Importantly, it also raises a number of questions over the regulatory landscape that businesses will face in the event of a 'no deal' Brexit and may impact on their existing Brexit preparations. That uncertainty is driven by three main factors:
Little/no time or inclination for necessary primary legislation
For the reasons set out above the Government may be reluctant to schedule further debate on key pieces of primary legislation necessary to prepare the country for Brexit. If Parliament is prorogued then those opportunities are reduced yet further. Parliamentary bills in areas such as trade, agriculture, social security, financial services and fisheries all look unlikely to become legislation ahead of 31 October. This creates both potential regulatory divergence from the EU and uncertainty for businesses who may have operated on the assumption that the UK regulatory framework – if not all the practical operational elements – would have been in place in time for Brexit.
Little/no time for necessary Statutory Instruments
The EU Withdrawal Act relies upon EU law being transposed into UK law to ensure there is as little disruption to the regulatory regime as possible on Brexit day. This has been done, in the most part, by way of Statutory Instrument (SIs). However, time is also running out to use the SI procedure for those EU laws that have come into place since the original scheduled exit day of 29 March. Some SIs require the positive approval of both Houses of Parliament before they come into effect; others can be adopted under the negative procedure but still require 10 sitting days of Parliament before they can be passed. Coupled with a possible increased pressure to use the SI procedure to give effect to elements of the stalled primary legislation, there remains a lot to do in a relatively short period of time.
Changing Government policy
The UK's new Prime Minister and Cabinet colleagues have announced a shift in Government policy over the course of the summer, noting that the whole purpose of Brexit was to provide 'advantages' to the UK in areas such as employment and environmental regulation. As we highlighted in our earlier blog, in fields such as immigration – where the Government has announced a change in its treatment of EU citizens coming to the UK in the event of a 'no deal' Brexit – these policy changes can have a very real impact on businesses operating in the UK and the arrangements they have previously made for a 'no deal' Brexit.

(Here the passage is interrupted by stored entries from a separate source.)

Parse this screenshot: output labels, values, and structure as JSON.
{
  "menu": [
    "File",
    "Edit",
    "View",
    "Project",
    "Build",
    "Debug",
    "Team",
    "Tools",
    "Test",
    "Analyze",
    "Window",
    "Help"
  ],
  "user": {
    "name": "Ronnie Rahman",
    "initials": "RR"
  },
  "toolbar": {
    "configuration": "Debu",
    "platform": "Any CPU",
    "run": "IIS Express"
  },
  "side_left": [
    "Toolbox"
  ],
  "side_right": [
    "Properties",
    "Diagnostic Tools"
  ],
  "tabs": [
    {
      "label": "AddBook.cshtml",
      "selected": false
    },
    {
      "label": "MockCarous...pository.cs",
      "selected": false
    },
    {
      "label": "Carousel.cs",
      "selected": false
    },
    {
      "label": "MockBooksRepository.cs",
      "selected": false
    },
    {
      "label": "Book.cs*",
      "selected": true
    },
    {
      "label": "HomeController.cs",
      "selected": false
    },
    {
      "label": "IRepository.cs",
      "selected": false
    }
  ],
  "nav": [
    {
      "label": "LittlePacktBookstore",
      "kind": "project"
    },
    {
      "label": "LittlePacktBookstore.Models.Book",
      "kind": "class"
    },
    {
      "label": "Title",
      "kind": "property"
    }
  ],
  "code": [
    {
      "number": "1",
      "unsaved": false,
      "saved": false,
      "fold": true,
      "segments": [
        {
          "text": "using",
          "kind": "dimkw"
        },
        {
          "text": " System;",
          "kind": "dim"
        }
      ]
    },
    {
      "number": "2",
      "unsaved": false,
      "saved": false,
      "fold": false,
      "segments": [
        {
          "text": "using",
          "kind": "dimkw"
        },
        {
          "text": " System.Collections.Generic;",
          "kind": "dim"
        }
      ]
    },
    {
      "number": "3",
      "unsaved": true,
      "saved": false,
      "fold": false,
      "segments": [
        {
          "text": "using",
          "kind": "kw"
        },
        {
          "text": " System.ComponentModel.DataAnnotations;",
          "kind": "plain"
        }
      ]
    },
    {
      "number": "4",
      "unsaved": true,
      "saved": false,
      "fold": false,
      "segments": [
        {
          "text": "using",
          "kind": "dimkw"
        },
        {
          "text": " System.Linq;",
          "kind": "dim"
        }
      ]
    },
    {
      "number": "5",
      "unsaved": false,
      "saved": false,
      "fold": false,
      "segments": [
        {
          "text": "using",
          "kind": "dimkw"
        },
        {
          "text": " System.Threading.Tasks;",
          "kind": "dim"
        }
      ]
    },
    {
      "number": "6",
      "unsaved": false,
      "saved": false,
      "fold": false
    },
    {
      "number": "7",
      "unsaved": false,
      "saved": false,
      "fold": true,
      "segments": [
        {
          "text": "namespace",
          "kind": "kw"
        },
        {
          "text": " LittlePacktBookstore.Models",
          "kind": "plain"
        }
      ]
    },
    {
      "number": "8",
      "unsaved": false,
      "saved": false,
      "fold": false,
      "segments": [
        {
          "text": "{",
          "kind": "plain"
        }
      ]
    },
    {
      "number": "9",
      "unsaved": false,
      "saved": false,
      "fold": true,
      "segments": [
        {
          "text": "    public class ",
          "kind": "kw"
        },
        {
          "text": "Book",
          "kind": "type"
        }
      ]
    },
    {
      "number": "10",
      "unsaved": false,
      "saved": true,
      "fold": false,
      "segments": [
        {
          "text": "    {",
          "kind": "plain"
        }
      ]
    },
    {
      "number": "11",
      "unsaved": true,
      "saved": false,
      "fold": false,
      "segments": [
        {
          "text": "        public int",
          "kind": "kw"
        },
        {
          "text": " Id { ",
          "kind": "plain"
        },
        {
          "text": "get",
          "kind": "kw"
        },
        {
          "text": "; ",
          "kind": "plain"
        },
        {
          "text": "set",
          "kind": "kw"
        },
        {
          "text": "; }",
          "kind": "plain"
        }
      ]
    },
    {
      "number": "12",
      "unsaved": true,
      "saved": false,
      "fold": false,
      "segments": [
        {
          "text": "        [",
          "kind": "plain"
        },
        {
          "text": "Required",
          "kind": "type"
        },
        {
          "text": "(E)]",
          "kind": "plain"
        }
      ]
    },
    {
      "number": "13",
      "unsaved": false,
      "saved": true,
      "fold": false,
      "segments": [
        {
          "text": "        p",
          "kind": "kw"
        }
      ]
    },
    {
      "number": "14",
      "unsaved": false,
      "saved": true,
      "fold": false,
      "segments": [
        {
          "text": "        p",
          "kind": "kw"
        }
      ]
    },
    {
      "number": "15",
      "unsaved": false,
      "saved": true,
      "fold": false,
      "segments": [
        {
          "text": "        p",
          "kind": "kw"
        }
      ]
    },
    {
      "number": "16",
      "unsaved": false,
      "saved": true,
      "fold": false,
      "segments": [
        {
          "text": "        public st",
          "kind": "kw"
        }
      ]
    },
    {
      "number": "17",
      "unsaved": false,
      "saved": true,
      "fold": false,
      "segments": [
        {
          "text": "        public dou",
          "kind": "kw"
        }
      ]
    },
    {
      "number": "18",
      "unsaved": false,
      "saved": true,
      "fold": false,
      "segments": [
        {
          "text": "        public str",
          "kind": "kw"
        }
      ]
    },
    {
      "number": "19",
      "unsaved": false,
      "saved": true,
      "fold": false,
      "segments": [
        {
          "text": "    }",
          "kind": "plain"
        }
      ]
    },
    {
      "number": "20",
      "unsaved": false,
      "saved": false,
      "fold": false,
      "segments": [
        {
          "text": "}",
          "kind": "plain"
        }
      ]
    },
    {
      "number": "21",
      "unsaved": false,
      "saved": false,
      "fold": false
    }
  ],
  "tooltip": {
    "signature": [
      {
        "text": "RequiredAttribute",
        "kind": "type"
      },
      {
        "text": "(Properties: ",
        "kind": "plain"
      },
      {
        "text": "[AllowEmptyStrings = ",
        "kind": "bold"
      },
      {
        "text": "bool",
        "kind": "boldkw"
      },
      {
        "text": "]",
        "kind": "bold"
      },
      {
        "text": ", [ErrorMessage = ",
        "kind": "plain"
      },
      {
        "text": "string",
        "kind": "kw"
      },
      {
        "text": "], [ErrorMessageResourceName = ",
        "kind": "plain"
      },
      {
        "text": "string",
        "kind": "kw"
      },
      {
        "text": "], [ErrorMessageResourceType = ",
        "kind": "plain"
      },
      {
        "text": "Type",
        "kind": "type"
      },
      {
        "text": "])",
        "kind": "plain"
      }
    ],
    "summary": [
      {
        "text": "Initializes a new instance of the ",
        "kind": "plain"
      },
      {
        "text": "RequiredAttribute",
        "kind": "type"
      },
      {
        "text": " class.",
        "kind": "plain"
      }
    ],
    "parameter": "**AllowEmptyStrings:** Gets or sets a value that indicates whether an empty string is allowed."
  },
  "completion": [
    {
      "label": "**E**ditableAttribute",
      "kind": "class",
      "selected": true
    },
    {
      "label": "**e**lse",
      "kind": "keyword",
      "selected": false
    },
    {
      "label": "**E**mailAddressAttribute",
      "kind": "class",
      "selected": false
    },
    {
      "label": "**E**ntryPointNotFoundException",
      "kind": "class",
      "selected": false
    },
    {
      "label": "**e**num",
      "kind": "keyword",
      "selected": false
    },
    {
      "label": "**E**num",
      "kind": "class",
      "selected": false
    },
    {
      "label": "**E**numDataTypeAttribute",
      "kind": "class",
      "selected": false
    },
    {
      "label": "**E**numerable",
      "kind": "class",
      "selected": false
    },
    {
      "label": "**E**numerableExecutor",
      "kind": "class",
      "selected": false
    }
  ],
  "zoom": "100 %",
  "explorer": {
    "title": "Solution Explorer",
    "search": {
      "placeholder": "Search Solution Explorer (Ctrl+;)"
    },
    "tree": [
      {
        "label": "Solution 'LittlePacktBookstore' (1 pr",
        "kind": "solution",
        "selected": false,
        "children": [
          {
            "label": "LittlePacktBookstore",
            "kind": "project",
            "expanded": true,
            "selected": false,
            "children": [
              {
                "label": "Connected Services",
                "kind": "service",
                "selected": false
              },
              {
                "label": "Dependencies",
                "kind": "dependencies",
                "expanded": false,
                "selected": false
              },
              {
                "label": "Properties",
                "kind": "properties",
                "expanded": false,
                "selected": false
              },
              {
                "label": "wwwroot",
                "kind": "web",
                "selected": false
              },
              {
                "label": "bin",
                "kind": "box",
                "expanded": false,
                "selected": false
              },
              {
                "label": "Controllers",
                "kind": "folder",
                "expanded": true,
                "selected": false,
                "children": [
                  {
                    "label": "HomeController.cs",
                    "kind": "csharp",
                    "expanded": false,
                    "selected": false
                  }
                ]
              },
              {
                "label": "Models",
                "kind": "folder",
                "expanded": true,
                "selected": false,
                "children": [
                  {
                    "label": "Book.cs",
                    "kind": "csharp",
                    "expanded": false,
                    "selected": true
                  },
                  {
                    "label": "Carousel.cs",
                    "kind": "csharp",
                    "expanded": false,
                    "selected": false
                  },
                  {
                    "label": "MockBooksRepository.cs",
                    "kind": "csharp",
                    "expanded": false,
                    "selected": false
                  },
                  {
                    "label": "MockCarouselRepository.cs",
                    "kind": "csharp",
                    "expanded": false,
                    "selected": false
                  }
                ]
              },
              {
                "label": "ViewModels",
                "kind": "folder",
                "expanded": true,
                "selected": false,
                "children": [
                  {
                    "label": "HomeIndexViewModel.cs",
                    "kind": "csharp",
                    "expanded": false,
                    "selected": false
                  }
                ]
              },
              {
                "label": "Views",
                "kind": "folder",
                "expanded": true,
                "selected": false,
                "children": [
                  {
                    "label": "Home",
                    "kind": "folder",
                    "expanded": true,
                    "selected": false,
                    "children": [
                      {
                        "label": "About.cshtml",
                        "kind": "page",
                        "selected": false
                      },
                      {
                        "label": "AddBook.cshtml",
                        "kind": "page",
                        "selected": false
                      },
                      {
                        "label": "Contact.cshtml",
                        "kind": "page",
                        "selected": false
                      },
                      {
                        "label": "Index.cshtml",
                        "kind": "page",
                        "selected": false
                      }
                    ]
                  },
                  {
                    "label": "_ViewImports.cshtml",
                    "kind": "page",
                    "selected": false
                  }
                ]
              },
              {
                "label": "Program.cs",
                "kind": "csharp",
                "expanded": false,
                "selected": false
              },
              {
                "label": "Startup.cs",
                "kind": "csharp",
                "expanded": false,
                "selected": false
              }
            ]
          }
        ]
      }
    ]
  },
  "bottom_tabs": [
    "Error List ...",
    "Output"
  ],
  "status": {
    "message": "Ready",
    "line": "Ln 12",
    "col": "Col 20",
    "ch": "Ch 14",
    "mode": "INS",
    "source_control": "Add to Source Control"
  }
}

Implications for businesses
Many companies had contingency plans in place for a hard Brexit on 31 March and their Brexit planning may require only minimal updating to reflect some of the policies emerging from the UK and the EU over the summer and up to the 31 October deadline. Other companies took the view that Parliament's position in late 2018/early 2019 meant that a 'no deal' was unlikely but will want to revisit that conclusion – and possibly contingency planning – in light of the new UK government’s radical shift in approach.